O autor faz uma distinção sociológica entre cultos estrangeiros (ex. Hare Krishna, nos EUA), seitas e denominações estáveis. Os cultos estrangeiros requerem um nível de educação mais alto dos adeptos, que precisam buscar longe suas informações e motivações, uma vez que interagem pouco com o ambiente social ao seu redor. As seitas  (ex. Assembléia de Deus, Nazarenos, Testemunhas de Jeová), por outro lado, são grupos dissidentes dentro de uma religião estabelecida, mantendo níveis altos de tensão com seus pares. Essa tensão substitui ganhos pessoais por demonstrações de fé, por isso tais religiões são o abrigo de pessoas mais pobres e menos educadas.

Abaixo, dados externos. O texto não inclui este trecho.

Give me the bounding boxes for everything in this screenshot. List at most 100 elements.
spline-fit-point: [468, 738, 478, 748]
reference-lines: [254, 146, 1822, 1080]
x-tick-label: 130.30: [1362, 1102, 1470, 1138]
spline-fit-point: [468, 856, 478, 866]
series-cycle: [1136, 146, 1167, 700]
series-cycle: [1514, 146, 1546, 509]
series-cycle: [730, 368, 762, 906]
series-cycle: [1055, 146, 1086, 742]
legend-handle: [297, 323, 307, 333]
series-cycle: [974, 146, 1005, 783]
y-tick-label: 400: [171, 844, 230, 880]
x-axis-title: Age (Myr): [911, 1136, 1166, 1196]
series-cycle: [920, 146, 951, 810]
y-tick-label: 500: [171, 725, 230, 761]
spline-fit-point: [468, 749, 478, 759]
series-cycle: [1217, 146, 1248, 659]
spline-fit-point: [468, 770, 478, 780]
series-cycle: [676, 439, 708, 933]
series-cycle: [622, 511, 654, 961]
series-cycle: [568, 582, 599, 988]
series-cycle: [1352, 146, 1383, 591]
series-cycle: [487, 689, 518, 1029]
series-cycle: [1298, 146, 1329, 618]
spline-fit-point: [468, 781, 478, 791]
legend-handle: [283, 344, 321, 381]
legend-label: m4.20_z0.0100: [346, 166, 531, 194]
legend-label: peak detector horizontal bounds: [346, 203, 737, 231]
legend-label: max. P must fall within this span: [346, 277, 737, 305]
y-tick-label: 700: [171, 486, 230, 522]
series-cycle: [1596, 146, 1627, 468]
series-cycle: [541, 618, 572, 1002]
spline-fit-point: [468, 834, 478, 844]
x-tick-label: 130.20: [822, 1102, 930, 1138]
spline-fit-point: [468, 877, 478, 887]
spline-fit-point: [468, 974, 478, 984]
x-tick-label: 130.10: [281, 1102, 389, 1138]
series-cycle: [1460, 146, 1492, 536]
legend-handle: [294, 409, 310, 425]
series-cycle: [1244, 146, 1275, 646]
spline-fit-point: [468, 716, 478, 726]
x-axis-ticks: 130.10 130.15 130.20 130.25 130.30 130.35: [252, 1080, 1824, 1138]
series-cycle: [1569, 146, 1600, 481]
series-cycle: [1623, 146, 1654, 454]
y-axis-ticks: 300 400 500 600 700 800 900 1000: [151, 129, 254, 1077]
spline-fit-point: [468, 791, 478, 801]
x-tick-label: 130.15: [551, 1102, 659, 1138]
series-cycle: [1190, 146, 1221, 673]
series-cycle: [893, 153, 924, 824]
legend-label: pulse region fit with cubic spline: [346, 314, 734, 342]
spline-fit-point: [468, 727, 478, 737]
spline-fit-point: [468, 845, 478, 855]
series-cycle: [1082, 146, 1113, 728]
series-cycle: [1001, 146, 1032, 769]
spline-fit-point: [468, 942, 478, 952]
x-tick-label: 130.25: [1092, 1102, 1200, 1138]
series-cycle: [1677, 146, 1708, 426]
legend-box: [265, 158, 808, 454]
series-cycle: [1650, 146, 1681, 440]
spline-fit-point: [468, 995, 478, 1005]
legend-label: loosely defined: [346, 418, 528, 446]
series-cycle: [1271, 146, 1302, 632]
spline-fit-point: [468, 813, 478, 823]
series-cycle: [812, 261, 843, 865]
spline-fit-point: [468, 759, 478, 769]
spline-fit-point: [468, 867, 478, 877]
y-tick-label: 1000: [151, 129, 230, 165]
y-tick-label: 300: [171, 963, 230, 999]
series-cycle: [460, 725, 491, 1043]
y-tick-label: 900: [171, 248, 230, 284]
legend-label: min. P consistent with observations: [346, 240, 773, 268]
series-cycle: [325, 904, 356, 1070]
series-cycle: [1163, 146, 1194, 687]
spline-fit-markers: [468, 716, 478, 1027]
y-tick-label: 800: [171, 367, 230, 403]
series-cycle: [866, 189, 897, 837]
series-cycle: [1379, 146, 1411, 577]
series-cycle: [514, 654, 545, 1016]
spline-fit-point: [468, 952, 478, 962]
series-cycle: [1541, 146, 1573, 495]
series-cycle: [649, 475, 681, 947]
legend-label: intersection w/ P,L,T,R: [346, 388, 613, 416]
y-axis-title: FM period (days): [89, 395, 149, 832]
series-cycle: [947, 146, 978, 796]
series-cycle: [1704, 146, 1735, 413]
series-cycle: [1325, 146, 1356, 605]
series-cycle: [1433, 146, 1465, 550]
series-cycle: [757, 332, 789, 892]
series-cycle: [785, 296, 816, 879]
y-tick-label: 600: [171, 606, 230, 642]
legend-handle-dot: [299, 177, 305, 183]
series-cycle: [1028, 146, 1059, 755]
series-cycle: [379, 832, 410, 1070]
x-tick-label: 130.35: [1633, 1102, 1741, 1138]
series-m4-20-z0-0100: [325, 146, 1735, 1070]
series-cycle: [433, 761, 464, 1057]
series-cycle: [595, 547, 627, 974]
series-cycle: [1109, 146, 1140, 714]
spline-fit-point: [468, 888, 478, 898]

As denominações estáveis (ex. Católicos, Presbiterianos, Metodistas) têm um nível mínimo de tensão, por isso são politicamente ativas e a conformação socioeconômica dos fiéis é a mesma do local que ocupam. Segundo Stark, a categoria de uma religião pode variar ao longo de sua história.

O Mormonismo, por exemplo, surgiu como uma seita na Inglaterra (o movimento reavivacionista) e emigrou como um culto estrangeiro para os EUA. Apesar de altamente centrado no ambiente estadounidense, o Mormonismo trazia elementos culturais nativos que eram estranhos a boa parte da população urbana. E o ponto crucial dessa cisão foi a elaboração do Livro de Mórmon, que os separou dos demais Cristãos. Com a criação do Livro, o profeta Joseph Smith teve a adesão da parcela mais rica e educada da população, o que promoveu seu crescimento até a situação de uma denominação estável.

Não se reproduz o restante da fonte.